豪10-12月期GDP:前期比0.6%増,約1年ぶり低成長-予想通り

オーストラリア統計局が5日発表した2007 年10-12月(第4四半期)の国内総生産(GDP)は前期比0.6%増と、約1 年ぶりの低い伸びとなった。建設部門の落ち込みと港湾の問題による輸出減少が 響いた。
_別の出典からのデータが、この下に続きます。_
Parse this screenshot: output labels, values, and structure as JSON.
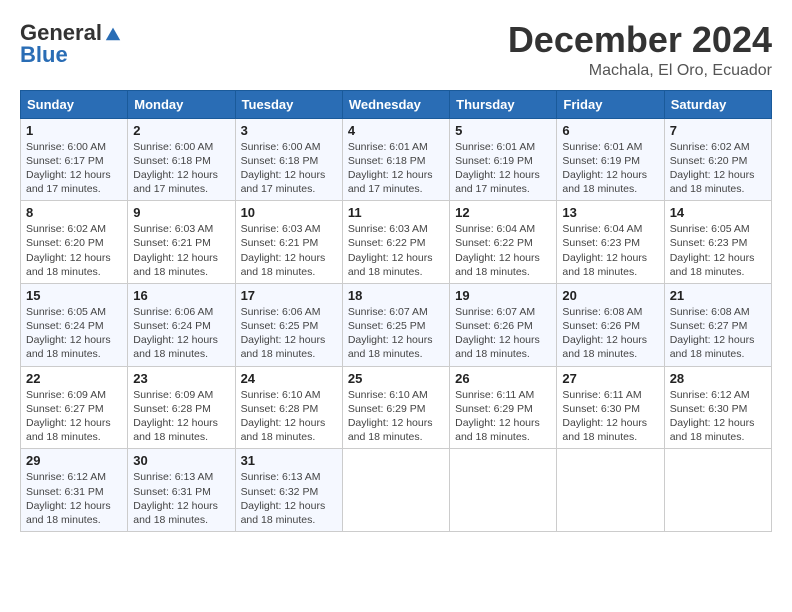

第4四半期のGDP伸び率は、ブルームバーグ・ニュースがエコノミスト 24人を対象に実施した調査の予想中央値と一致した。前年同期比では3.9%増。 7-9月(第3四半期)のGDPは前期比1.1%増(改定値)だった。

成長鈍化で、オーストラリア準備銀行(RBA)は一段の利上げを先送りで きる可能性がある。RBAは4日、この約20年で最も高い伸びとなっているイン フレの抑制を狙い、政策金利を12年ぶり高水準の7.25%に引き上げた。中国の 天然資源への需要で鉱業ブームが加速し、失業率が1974年以来の低水準となる なか、豪州経済は28四半期連続で拡大している。

ウエストパック銀行のシニアエコノミスト、マシュー・ハッサン氏は統計発 表前に「08年の豪成長率は緩やかに減速するだけだと予想している」と述べた。 さらに「海外市場や金融市場の状況悪化が主要な下振れリスクとなっているが、 これまでのところ豪州への影響は限られている」と説明した。

豪ドルはシドニー時間午前11時47分(日本時間同9時47分)現在、1豪 ドル=0.9255米ドルと、発表前の同0.9264米ドルから下落。豪2年物国債 (表面利率7.5%、2009年9月償還)の利回りは1ベーシスポイント(bp、1 bp=0.01%)低下の6.52%。

豪株式相場は今年に入り、14%下落。米住宅不況の影響が欧州やアジアに波 及し、企業利益は縮小し、貿易相手国の景気は減速するとの懸念が背景となって いる。